Smart Computational Imaging Laboratory (SCILab), School of Electronic and Optical Engineering, Nanjing University of Science and Technology, Nanjing 210094, China.
Smart Computational Imaging Research Institute (SCIRI), Nanjing University of Science and Technology, Nanjing 210019, China.
Sensors (Basel). 2022 Aug 27;22(17):6469. doi: 10.3390/s22176469.

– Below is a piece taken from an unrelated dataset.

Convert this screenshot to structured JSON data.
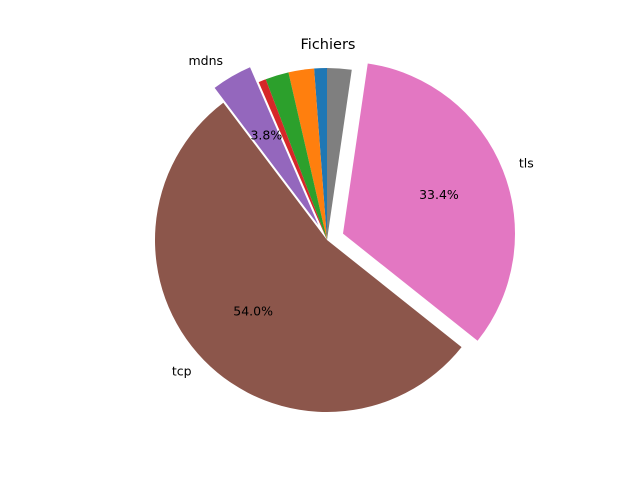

Fringe projection profilometry (FPP) is widely applied to 3D measurements, owing to its advantages of high accuracy, non-contact, and full-field scanning. Compared with most FPP systems that project visible patterns, invisible fringe patterns in the spectra of near-infrared demonstrate fewer impacts on human eyes or on scenes where bright illumination may be avoided. However, the invisible patterns, which are generated by a near-infrared laser, are usually captured with severe speckle noise, resulting in 3D reconstructions of limited quality. To cope with this issue, we propose a deep learning-based framework that can remove the effect of the speckle noise and improve the precision of the 3D reconstruction. The framework consists of two deep neural networks where one learns to produce a clean fringe pattern and the other to obtain an accurate phase from the pattern. Compared with traditional denoising methods that depend on complex physical models, the proposed learning-based method is much faster. The experimental results show that the measurement accuracy can be increased effectively by the presented method.
结构光三维轮廓术(FPP)由于具有高精度、非接触和全场扫描等优点,被广泛应用于三维测量。与大多数投影可见图案的 FPP 系统相比,近红外光谱中的不可见条纹图案对人眼或避免强光照明的场景的影响较小。然而,由近红外激光产生的不可见图案通常会带有严重的散斑噪声,从而导致三维重建的质量有限。为了解决这个问题,我们提出了一种基于深度学习的框架,可以去除散斑噪声的影响,提高三维重建的精度。该框架由两个深度神经网络组成,一个网络学习生成干净的条纹图案,另一个网络从图案中获取准确的相位。与依赖复杂物理模型的传统去噪方法相比,所提出的基于学习的方法速度要快得多。实验结果表明,所提出的方法可以有效地提高测量精度。